All the three-cycles are conjugate (so the $(3,1,1)$ cycle type does not split):

$(abc)$ is conjugate to $(acb)$ by $(bc)(de)$ , so three-cycles are conjugate to their permutations.
$(abc)$ is conjugate to $(abd)$ by $(cde)$ ; this covers the case of introducing a single new element to the cycle.
$(abc)$ is conjugate to $(ade)$ by $(bd)(ce)$ ; this covers the case of introducing two new elements to the cycle.

Five-cycles

This class does split: I claim that $(12345)$ and $(21345)$ are not conjugate. (Once we have this, then the class must split into two chunks, since $\{ \rho (12345) \rho^{-1}: \rho \ \text{even} \}$ is closed under conjugation in $A_5$ , and $\{ \rho (12345) \rho^{-1}: \rho \ \text{odd} \}$ is closed under conjugation in $A_5$ . The first is the conjugacy class of $(12345)$ in $A_5$ ; the second is the conjugacy class of $(21345) = (12)(12345)(12)^{-1}$ . The only question here was whether they were separate conjugacy classes or whether their union was the conjugacy class.)

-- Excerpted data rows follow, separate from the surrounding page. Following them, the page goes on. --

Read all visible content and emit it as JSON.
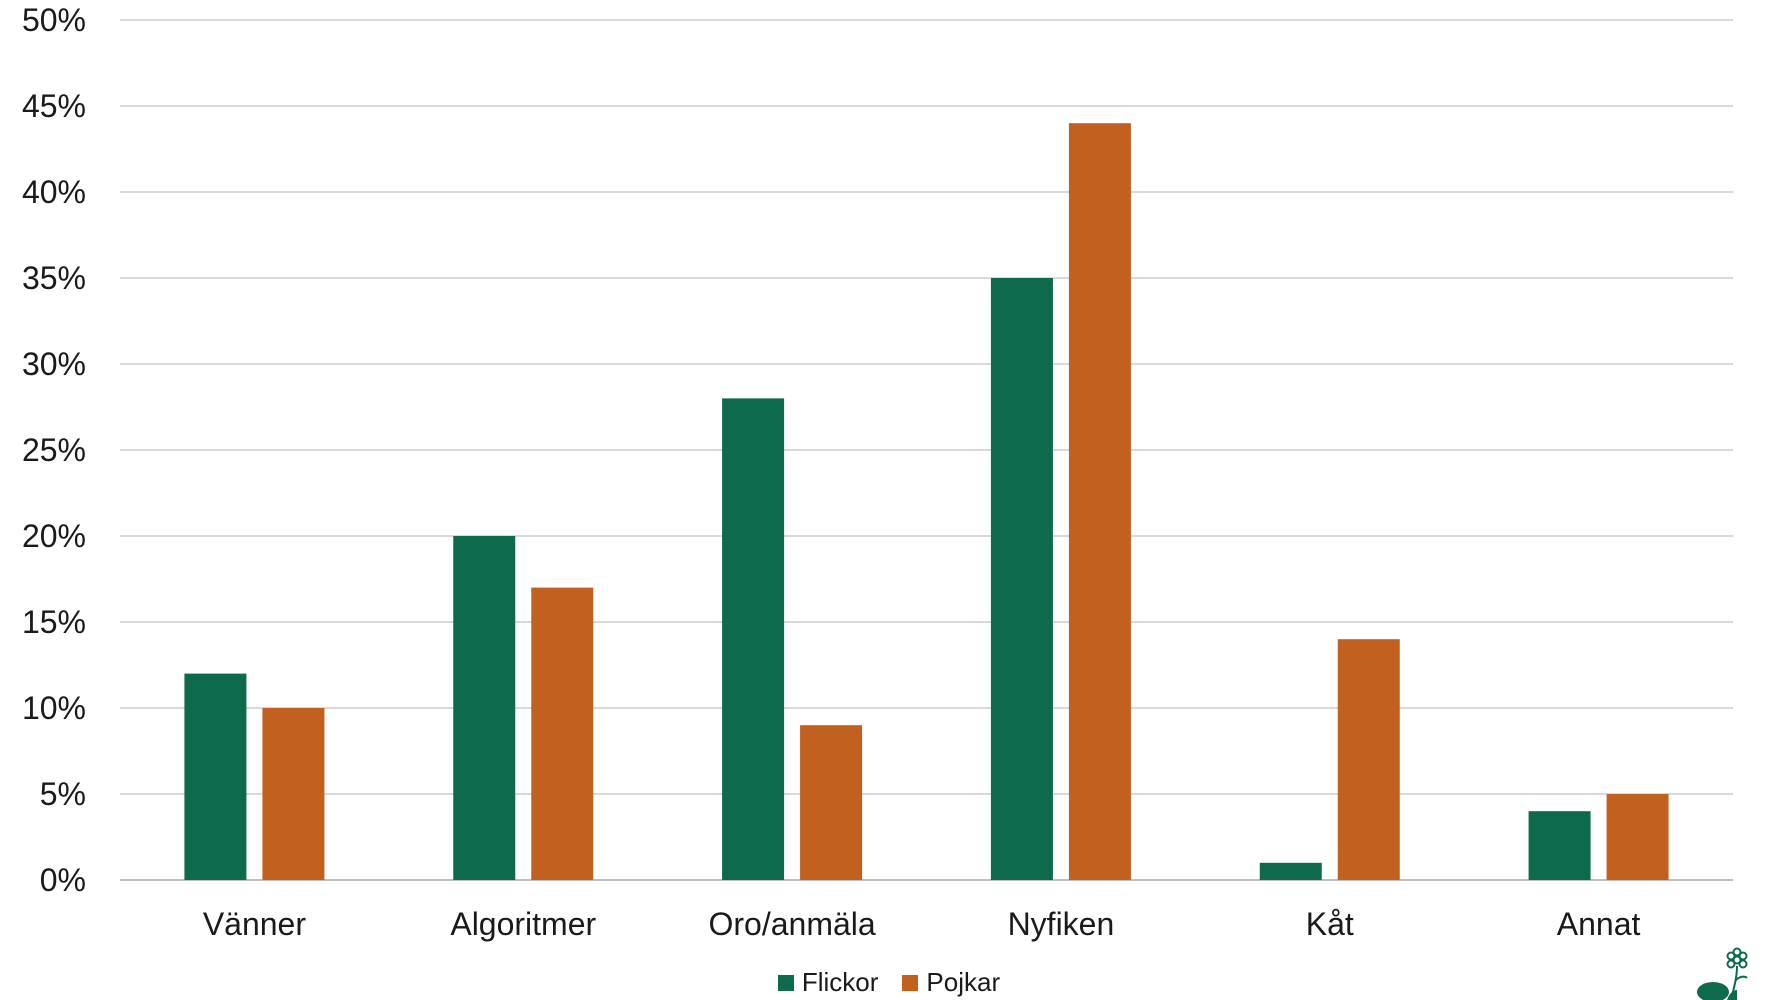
{
  "chart_data": {
    "type": "bar",
    "categories": [
      "Vänner",
      "Algoritmer",
      "Oro/anmäla",
      "Nyfiken",
      "Kåt",
      "Annat"
    ],
    "series": [
      {
        "name": "Flickor",
        "color": "#0e6a4c",
        "values": [
          12,
          20,
          28,
          35,
          1,
          4
        ]
      },
      {
        "name": "Pojkar",
        "color": "#c1601f",
        "values": [
          10,
          17,
          9,
          44,
          14,
          5
        ]
      }
    ],
    "ylim": [
      0,
      50
    ],
    "yticks": [
      0,
      5,
      10,
      15,
      20,
      25,
      30,
      35,
      40,
      45,
      50
    ],
    "ytick_labels": [
      "0%",
      "5%",
      "10%",
      "15%",
      "20%",
      "25%",
      "30%",
      "35%",
      "40%",
      "45%",
      "50%"
    ],
    "grid": true,
    "grid_color": "#d9d9d9",
    "legend_position": "bottom-center",
    "title": "",
    "xlabel": "",
    "ylabel": ""
  },
  "logo": {
    "icon": "flower-logo-icon",
    "color": "#0e6a4c"
  }
}
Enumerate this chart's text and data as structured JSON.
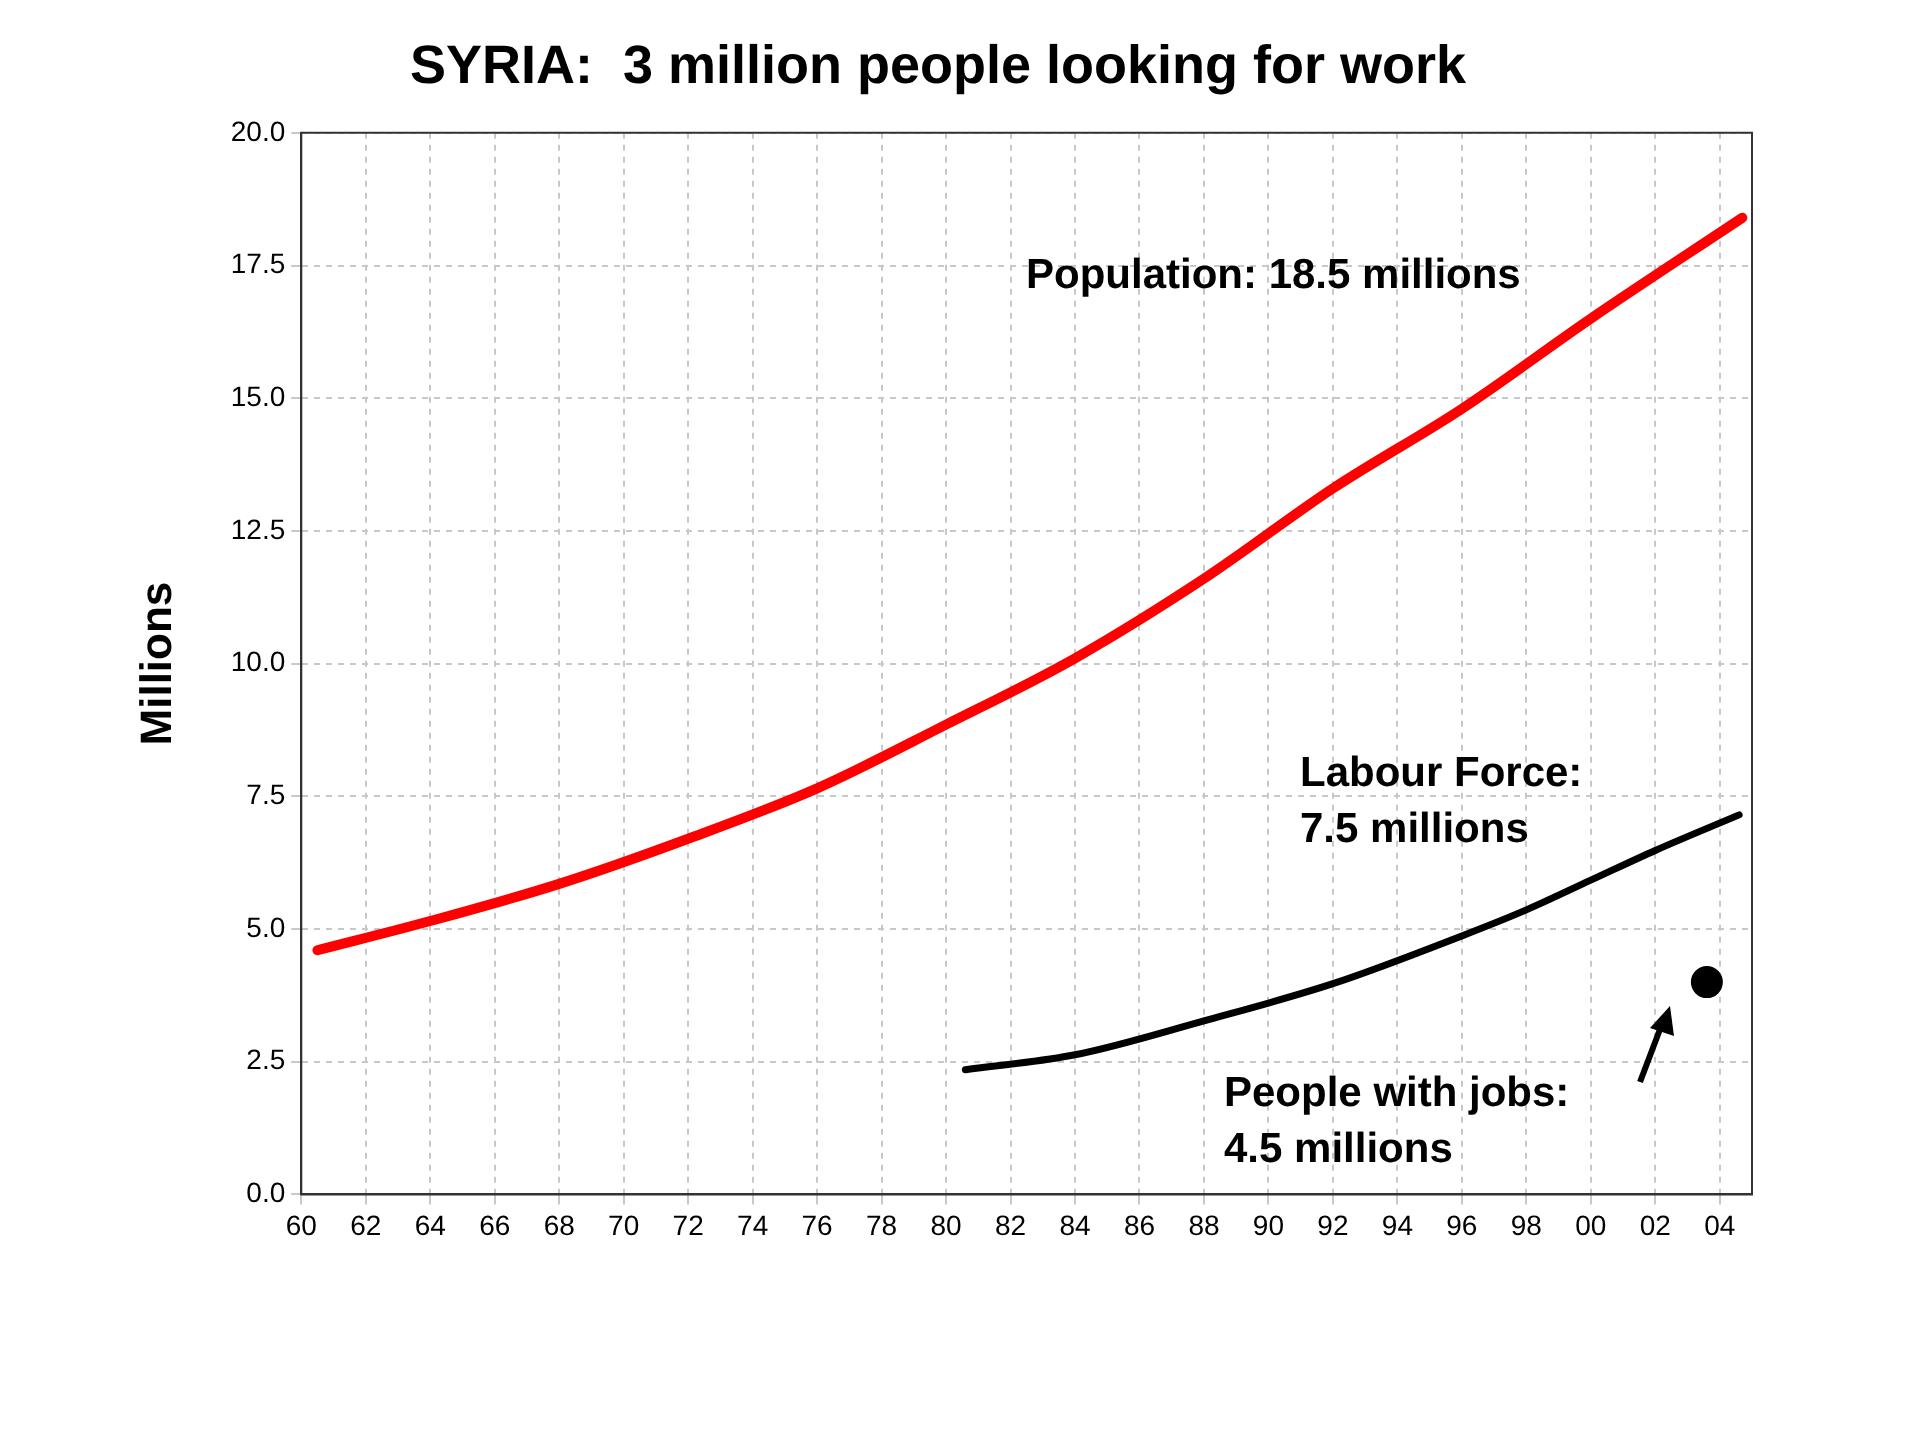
{
  "chart_data": {
    "type": "line",
    "title": "SYRIA:  3 million people looking for work",
    "ylabel": "Millions",
    "xlim": [
      1960,
      2005
    ],
    "ylim": [
      0,
      20
    ],
    "xticks": [
      {
        "value": 1960,
        "label": "60"
      },
      {
        "value": 1962,
        "label": "62"
      },
      {
        "value": 1964,
        "label": "64"
      },
      {
        "value": 1966,
        "label": "66"
      },
      {
        "value": 1968,
        "label": "68"
      },
      {
        "value": 1970,
        "label": "70"
      },
      {
        "value": 1972,
        "label": "72"
      },
      {
        "value": 1974,
        "label": "74"
      },
      {
        "value": 1976,
        "label": "76"
      },
      {
        "value": 1978,
        "label": "78"
      },
      {
        "value": 1980,
        "label": "80"
      },
      {
        "value": 1982,
        "label": "82"
      },
      {
        "value": 1984,
        "label": "84"
      },
      {
        "value": 1986,
        "label": "86"
      },
      {
        "value": 1988,
        "label": "88"
      },
      {
        "value": 1990,
        "label": "90"
      },
      {
        "value": 1992,
        "label": "92"
      },
      {
        "value": 1994,
        "label": "94"
      },
      {
        "value": 1996,
        "label": "96"
      },
      {
        "value": 1998,
        "label": "98"
      },
      {
        "value": 2000,
        "label": "00"
      },
      {
        "value": 2002,
        "label": "02"
      },
      {
        "value": 2004,
        "label": "04"
      }
    ],
    "yticks": [
      {
        "value": 0,
        "label": "0.0"
      },
      {
        "value": 2.5,
        "label": "2.5"
      },
      {
        "value": 5,
        "label": "5.0"
      },
      {
        "value": 7.5,
        "label": "7.5"
      },
      {
        "value": 10,
        "label": "10.0"
      },
      {
        "value": 12.5,
        "label": "12.5"
      },
      {
        "value": 15,
        "label": "15.0"
      },
      {
        "value": 17.5,
        "label": "17.5"
      },
      {
        "value": 20,
        "label": "20.0"
      }
    ],
    "grid": true,
    "legend": false,
    "line_style": "solid",
    "series": [
      {
        "type": "line",
        "color": "#ff0000",
        "marker": "none",
        "x": [
          1960.5,
          1964,
          1968,
          1972,
          1976,
          1980,
          1984,
          1988,
          1992,
          1996,
          2000,
          2004.7
        ],
        "values": [
          4.6,
          5.15,
          5.85,
          6.7,
          7.65,
          8.85,
          10.1,
          11.6,
          13.3,
          14.8,
          16.5,
          18.4
        ]
      },
      {
        "type": "line",
        "color": "#000000",
        "marker": "none",
        "x": [
          1980.6,
          1984,
          1988,
          1992,
          1996,
          1998,
          2000,
          2002,
          2004.6
        ],
        "values": [
          2.35,
          2.63,
          3.27,
          3.97,
          4.87,
          5.36,
          5.92,
          6.48,
          7.15
        ]
      },
      {
        "type": "scatter",
        "color": "#000000",
        "marker": "circle",
        "x": [
          2003.6
        ],
        "values": [
          4.0
        ]
      }
    ],
    "annotations": [
      "Population: 18.5 millions",
      "Labour Force:\n7.5 millions",
      "People with jobs:\n4.5 millions"
    ]
  }
}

Recall that $\tau (12345) \tau^{-1} = (\tau(1), \tau(2), \tau(3), \tau(4), \tau(5))$ , so we would need a permutation $\tau$ such that $\tau$ sends $1$ to $2$ , $2$ to $1$ , $3$ to $3$ , $4$ to $4$ , and $5$ to $5$ . The only such permutation is $(12)$ , the transposition, but that is not actually a member of $A_5$ .

Hence in fact $(12345)$ and $(21345)$ are not conjugate.